Quindi, tornando alla domanda iniziale “Cosa voglio dare io alla cinofilia?” la risposta che oggi mi do è questa: voglio impegnarmi ad allevare nel miglior modo che sia consentito dalle mie possibilità materiali ed umane; voglio confrontarmi in expo con i miei soggetti migliori, ma sempre sportivamente e serenamente e senza divenire schiava della mia stessa ambizione e, quale che sia l'obiettivo tecnico perseguito, voglio sempre mettere al primo posto il rispetto ed il benessere dei miei cani, perché se si perdesse quello si perderebbe il senso stesso della parola “cinofilia”.

Soprattutto voglio rispettare tutte le posizioni e le opinioni diverse dalla mia a patto che, a loro volta, esse rispettino i cani (prima di tutto) e le altre posizioni e opinioni diverse dalla loro.
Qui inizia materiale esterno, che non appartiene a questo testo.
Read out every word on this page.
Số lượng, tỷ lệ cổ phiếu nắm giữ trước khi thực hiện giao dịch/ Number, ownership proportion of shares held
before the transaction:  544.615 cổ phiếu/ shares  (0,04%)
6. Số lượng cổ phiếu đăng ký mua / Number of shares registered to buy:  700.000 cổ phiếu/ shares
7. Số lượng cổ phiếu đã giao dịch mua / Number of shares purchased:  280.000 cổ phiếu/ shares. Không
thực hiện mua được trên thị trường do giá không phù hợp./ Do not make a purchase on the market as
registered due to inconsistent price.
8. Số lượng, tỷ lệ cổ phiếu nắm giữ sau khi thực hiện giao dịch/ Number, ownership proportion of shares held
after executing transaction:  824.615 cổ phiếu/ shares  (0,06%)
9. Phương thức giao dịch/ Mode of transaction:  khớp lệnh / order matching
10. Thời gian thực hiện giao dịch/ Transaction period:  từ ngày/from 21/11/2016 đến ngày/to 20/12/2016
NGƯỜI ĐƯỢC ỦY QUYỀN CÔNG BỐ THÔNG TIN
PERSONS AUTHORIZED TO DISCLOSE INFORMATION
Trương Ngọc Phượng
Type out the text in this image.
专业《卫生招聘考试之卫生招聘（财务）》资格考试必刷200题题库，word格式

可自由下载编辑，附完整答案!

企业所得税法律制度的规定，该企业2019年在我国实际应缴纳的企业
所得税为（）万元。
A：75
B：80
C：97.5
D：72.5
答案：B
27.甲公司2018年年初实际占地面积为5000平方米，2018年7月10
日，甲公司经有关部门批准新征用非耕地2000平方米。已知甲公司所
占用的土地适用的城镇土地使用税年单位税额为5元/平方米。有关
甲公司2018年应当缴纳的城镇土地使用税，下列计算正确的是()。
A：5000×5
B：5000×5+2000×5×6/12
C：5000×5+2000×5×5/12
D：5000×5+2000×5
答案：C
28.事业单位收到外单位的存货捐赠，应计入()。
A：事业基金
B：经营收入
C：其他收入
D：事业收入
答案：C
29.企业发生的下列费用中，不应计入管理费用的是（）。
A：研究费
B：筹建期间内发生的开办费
Questa sarebbe vera collaborazione, vera unità: non un appiattirsi globale su un'unica linea di azione e di pensiero, bensì un intersecarsi di convinzioni e visioni diverse che, così come dovrebbe essere un ricco e pregevole patrimonio genetico, rendano l'attività allevatoriale un'esperienza viva e stimolante, ricca di scambi tra diverse posizioni e diversi punti di vista, tutte egualmente indispensabili per alimentare, comprendere e sostenere un campo così vasto come quello dell'allevamento cinofilo.

Questo è ciò che vorrei dare alla cinofilia; ma soprattutto è, io credo, ciò di cui la cinofilia avrebbe davvero bisogno per sopravvivere.